Learning is movement. It begins the moment we leave the familiar behind.
Those who simply repeat what they already know may remain on safe ground — but stagnation is the price. Real learning demands courage: the courage to try something new, to tolerate discomfort, and to see uncertainty as an opportunity.

Growth doesn’t happen through routine but through curiosity. It emerges when we consciously and reflectively engage in experimentation — with an open and receptive mind. Learning, in this sense, is not a single act but an inner attitude: the readiness to embrace change again and again and to question what we think we know.

 
Where learning trully happens

Learning research has long shown: lasting learning takes place where cognitive effort is required, at the threshold between what we already understand and what we are only beginning to grasp. This space between the known and the new is the true place of learning. Those who move within it make progress,  through steady, often quiet steps of insight.

We learn by doing: by trying things out, analyzing mistakes, questioning patterns and actively applying knowledge.

Learning thus becomes a process of active engagement with the world, an interplay of thinking, feeling, and doing. It’s not about passively absorbing information but about actively constructing meaning.

Learning is rarely linear. It’s a process that thrives on friction.

A certain difficulty, referred to in research as desirable difficulty, activates our thinking, promotes reflection and supports the long-term anchoring of knowledge. Because what seems effortless often remains superficial and what challenges us leads to depth and transfer.


Learning as a shared endeavor

What applies to individual learning is equally true for organizations.
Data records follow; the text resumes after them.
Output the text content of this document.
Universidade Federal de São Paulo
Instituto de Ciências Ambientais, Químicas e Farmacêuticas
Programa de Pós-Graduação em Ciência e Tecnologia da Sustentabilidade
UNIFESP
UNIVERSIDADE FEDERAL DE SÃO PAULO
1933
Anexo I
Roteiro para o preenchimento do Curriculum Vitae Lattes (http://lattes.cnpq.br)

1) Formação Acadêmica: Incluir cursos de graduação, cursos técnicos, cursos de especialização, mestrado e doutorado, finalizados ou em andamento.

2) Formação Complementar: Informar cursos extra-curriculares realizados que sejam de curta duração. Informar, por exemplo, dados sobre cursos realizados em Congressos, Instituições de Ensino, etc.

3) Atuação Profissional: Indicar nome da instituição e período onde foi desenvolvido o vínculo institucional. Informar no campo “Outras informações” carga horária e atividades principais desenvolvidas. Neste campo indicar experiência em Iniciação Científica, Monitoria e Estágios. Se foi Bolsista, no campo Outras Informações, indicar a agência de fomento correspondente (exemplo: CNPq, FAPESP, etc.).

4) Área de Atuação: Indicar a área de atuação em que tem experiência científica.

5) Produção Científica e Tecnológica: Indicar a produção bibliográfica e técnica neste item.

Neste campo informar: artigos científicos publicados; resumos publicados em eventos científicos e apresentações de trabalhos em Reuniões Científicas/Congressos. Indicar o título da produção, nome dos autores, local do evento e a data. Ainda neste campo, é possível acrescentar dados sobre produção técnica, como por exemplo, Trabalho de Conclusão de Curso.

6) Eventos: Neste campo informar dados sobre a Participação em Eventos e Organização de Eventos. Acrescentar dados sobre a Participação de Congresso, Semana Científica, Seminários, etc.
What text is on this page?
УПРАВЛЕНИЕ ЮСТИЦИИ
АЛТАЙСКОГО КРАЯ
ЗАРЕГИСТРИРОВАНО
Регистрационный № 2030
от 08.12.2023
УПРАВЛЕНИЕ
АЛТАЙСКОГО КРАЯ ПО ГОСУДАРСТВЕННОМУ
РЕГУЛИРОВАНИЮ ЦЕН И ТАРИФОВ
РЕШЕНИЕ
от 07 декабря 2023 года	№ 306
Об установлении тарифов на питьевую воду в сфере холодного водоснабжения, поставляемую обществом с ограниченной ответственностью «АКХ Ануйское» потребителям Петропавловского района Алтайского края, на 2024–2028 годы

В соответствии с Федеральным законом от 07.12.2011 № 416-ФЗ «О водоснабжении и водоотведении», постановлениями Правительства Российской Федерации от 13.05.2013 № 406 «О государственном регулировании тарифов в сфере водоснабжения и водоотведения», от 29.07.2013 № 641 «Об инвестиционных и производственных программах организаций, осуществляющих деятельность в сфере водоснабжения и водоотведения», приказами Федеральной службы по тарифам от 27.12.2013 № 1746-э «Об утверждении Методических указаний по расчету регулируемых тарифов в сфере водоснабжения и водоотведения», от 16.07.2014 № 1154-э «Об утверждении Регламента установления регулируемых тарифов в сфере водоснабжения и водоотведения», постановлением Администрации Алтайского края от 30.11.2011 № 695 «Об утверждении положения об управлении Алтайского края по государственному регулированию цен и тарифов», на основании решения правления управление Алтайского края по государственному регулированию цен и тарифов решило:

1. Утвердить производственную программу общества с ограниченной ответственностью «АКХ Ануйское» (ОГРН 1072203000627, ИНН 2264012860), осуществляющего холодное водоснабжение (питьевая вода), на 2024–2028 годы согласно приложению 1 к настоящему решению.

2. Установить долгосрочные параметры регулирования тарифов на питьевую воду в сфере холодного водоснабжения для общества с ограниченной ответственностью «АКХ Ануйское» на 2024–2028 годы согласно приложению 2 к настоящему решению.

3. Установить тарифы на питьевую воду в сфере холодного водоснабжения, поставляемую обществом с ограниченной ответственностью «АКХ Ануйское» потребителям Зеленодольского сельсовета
Collective learning doesn’t occur automatically, it must be consciously enabled. In an organizational context, learning goes far beyond traditional training. It encompasses the ability to continually renew knowledge and open up new courses of action on an individual level, within teams, and across the organization as a whole. This collective capacity to learn as a system is now recognized as a key to organizational resilience.

For learning to flourish in organizations, certain conditions must be in place:
structures that allow for experimentation, time frames that create room for reflection, and a culture that encourages questions and views mistakes as sources of learning.

After all, learning is more than the passive intake of information. It means actively constructing meaning, building actionable knowledge, and challenging established thought patterns.

Deep learning, in the sense of true capability development, differs fundamentally from the mere consumption of information. Only through application, reflection, and integration does knowledge become truly robust.

Learning cannot be mandated, but it can be shaped.

It arises through dialogue, exchange, and shared engagement with complex challenges. Wherever people share experiences, open perspectives, and question assumptions, learning grows — along with the capacity to actively shape change.

 

How to create activating learning spaces for yourself or your team:

  • Build in deliberate moments of reflection, such as short learning reviews or debriefings.

  • Ask questions like: “What turned out differently than expected and what can we learn from it?”

  • Use learning journals or team visualizations to make progress visible.

  • Start meetings by asking: “What was our most important learning moment this week?”

  • Create brief formats for exchange, such as feedback rounds.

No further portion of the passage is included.